E essa família era maravilhosa! e os pais, era quem  nos acompanhariam nas idas aos trabalhos. Antes de irmos, eles pescaram os peixes (na hora, frescos!!) e comemos os bichinhos fritos com uma farofinha e um molho delicioso. Depois do almoco, direto pra o trabalho! Era um dia de chuva, e no nosso pequeno barquinho, uma voadeira ou rabeta (uma lancha muito muito pequena) quase morremos todos afogados porque era muita chuva e chuva forte no Amazonas, no meio do rio, nao queira nunca presenciar amigo leitor...  nos momentos mais forte da chuva, eu me pegava com Deus enquanto apertava firme o dente de alho  que tinha na mao e que Raimundinha havia me dado antes de sairmos, pra evitar que o boto tentatasse me pegar, já que "mulher menstruada nao deve  ir pro rio dona Nina" (adoro as crencas das mulheres antigas da minha terra) e dizia aos amigos no barco: calma gente, nem se estressa, porque  morrer eu sei que nao vou,  ainda hei de ser avó" mas dizia isso morrendo de medo.

Durante esse temporal, vi tanto bicho no rio, como nunca antes. Esse era um lago preservado pelo Ibama, e ali a vida selvagem impera, gracas a luta desses comunitários que querem salvar a regiao dos predadores. Tartarugas pululavam no rio, botos nadavam próximo da gente (mas acho que o alho fez efeito, pois eles ficavam longe, sem incomodar), pirarucus enormes com seus filhotes faziam seu dorso brilhar quando tinha um raio de sol, em toda a encosta do rio, havia centenas de jacarés nos observando, isso antes do sol se esconder, muitos patos com seus filhotinhos nadavam tranquilamente antes da chuva realmente engrossar, e muitos, muitos outros peixes faziam seu percurso no lago, que de tao grande, em algumas partes, nem se via o outro lado da sua margem...

Mas sobrevivemos e fizemos nosso trabalho, e pernoitamos numa outra vila. No outro dia, mais trabalho, mais multas em alguns poucos infratores e já com menos chuva, voltamos pra casa dos agentes comunitários, cansados, mas contentes com o trabalho feito. De volta pra casa, no barquinho, encontramos um dos filhos da Raimundinha, gritando no meio do silêncio do rio  que a casa deles tinha saído do lugar com a forca da tempestade...  a casa da Raimundinha nao estava mais no lugar!!! Quase tive um troco ao ver o vazio deixado pela  partida da casa daquela mulher forte que era a Raimundinha.

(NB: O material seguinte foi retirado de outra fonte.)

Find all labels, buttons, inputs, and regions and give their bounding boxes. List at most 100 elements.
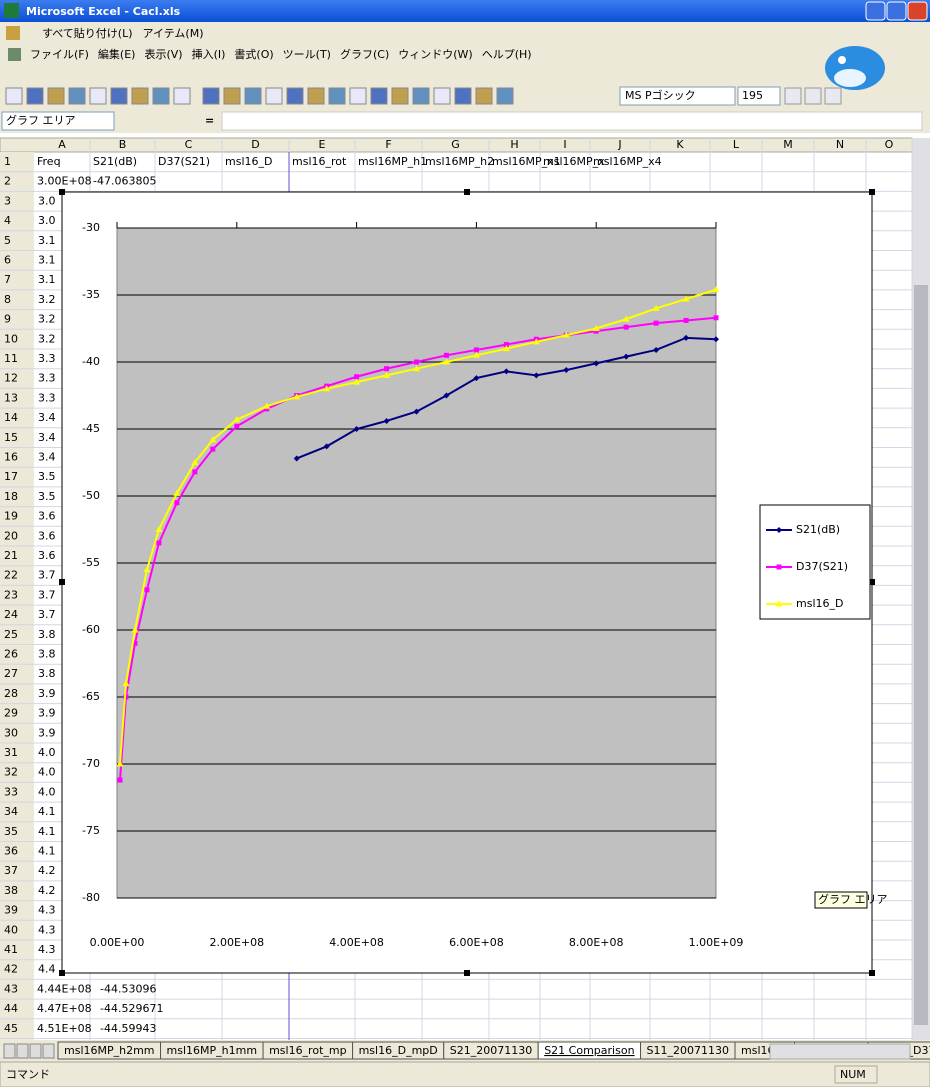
paste-icon [6,26,20,40]
menu-item[interactable]: ヘルプ(H) [482,48,532,61]
format-button[interactable] [824,87,842,105]
cell: 3.4 [38,411,56,424]
toolbar-button[interactable] [454,87,472,105]
sheet-tab[interactable]: msl16_D_mpD [352,1041,445,1060]
data-point [264,406,270,412]
toolbar-button[interactable] [89,87,107,105]
row-header: 23 [4,588,18,601]
toolbar-button[interactable] [433,87,451,105]
data-point [682,295,690,302]
status-mode: コマンド [6,1068,50,1081]
menu-item[interactable]: 表示(V) [144,47,182,61]
paste-all[interactable]: すべて貼り付け(L) [42,26,133,40]
column-header: F [385,138,391,151]
sheet-tab[interactable]: msl16_rot_mp [262,1041,354,1060]
toolbar-button[interactable] [110,87,128,105]
cell: 3.7 [38,588,56,601]
data-point [323,443,330,450]
toolbar-button[interactable] [202,87,220,105]
toolbar-button[interactable] [307,87,325,105]
cell: 3.5 [38,490,56,503]
cell: 3.8 [38,628,56,641]
row-header: 34 [4,805,18,818]
toolbar-button[interactable] [244,87,262,105]
data-point [354,374,360,380]
sheet-tab[interactable]: S11_20071130 [640,1041,736,1060]
tab-nav-button[interactable] [16,1043,29,1059]
cell: 3.2 [38,332,56,345]
toolbar-button[interactable] [349,87,367,105]
data-point [233,416,241,423]
data-point [192,469,198,475]
data-point [473,375,480,382]
row-header: 28 [4,687,18,700]
menu-item[interactable]: ファイル(F) [30,48,89,61]
toolbar-button[interactable] [475,87,493,105]
row-header: 33 [4,785,18,798]
minimize-button[interactable] [865,1,886,21]
menu-item[interactable]: ウィンドウ(W) [398,48,472,61]
data-point [384,366,390,372]
menu-item[interactable]: グラフ(C) [340,47,389,61]
data-point [413,365,420,372]
toolbar-button[interactable] [26,87,44,105]
menu-item[interactable]: ツール(T) [283,48,331,61]
toolbar-button[interactable] [265,87,283,105]
cell: 3.8 [38,648,56,661]
scroll-thumb[interactable] [914,285,928,1025]
items-menu[interactable]: アイテム(M) [143,27,204,40]
menu-item[interactable]: 編集(E) [98,47,136,61]
cell: Freq [37,155,61,168]
tab-nav-button[interactable] [42,1043,55,1059]
toolbar-button[interactable] [286,87,304,105]
sheet-tab[interactable]: S21_20071130 [443,1041,539,1060]
toolbar-button[interactable] [412,87,430,105]
sheet-tab[interactable]: msl16MP_h1mm [160,1041,264,1060]
data-point [473,347,479,353]
toolbar-button[interactable] [152,87,170,105]
toolbar-button[interactable] [173,87,191,105]
toolbar-button[interactable] [131,87,149,105]
menu-item[interactable]: 書式(O) [234,47,273,61]
size-box[interactable] [737,86,781,106]
format-button[interactable] [784,87,802,105]
row-header: 15 [4,431,18,444]
name-box[interactable] [1,111,115,131]
row-header: 30 [4,726,18,739]
data-point [414,359,419,365]
font-box[interactable] [619,86,736,106]
sheet-tab[interactable]: S21 Comparison [537,1041,642,1060]
toolbar-button[interactable] [496,87,514,105]
column-header: J [617,138,621,151]
toolbar-button[interactable] [328,87,346,105]
legend-marker [776,527,782,533]
maximize-button[interactable] [886,1,907,21]
y-tick-label: -60 [82,623,100,636]
menu-item[interactable]: 挿入(I) [192,47,226,61]
toolbar-button[interactable] [68,87,86,105]
format-button[interactable] [804,87,822,105]
data-point [712,286,720,293]
sheet-tab[interactable]: msl16MP_h2mm [57,1041,162,1060]
legend-label: D37(S21) [796,560,848,573]
tab-nav-button[interactable] [29,1043,42,1059]
cell: 3.0 [38,194,56,207]
y-tick-label: -35 [82,288,100,301]
horizontal-scrollbar[interactable] [769,1043,911,1060]
y-tick-label: -45 [82,422,100,435]
x-tick-label: 0.00E+00 [90,936,145,949]
row-header: 18 [4,490,18,503]
tab-nav-button[interactable] [3,1043,16,1059]
chart-tooltip-text: グラフ エリア [818,892,888,906]
toolbar-button[interactable] [47,87,65,105]
toolbar-button[interactable] [223,87,241,105]
data-point [413,408,420,415]
cell: 4.3 [38,904,56,917]
toolbar-button[interactable] [5,87,23,105]
chart-tooltip [814,891,868,909]
close-button[interactable] [907,1,928,21]
toolbar-button[interactable] [370,87,388,105]
data-point [173,489,181,496]
data-point [174,500,180,506]
toolbar-button[interactable] [391,87,409,105]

Fomos todos procurar a casa da pequena, dá pra imaginar isso?? A casa é presa por uma grossa corda amarrada a uma árvore, imagina só, tu vai ali no banheiro que fica fora da casa, dentro da mata, e quando volta da tua mijadinha básica, tua casa nao tá mais onde estava antes!  No mínimo, curioso...

Depois de muito procurar, os homens acharam a casinha escondida do meio de uma densa folhagem. Com a casinha da minha agradável e simpática anfitrea  já rebocada, devidamente amarradinha e flutuando no rio, fassim como deve ser, com as duas filhinhas da Raimundinha já mais tranquilas, depois de terem  ficado rodando na sala, enquanto a chuva levava a casa pelo rio, fomos todos pra dentro da casa, rir da situacao, tomar um cafezinho coado na hora e ouvir o violao do filho da Raimundinha, um menino de uns 20 anos, forte, moreno, de olho puxado e muito bonito e charmosao... entao me  lembro de ir tomar banho e foi aí que a imagem desse dia gravou pra sempre na minha mente.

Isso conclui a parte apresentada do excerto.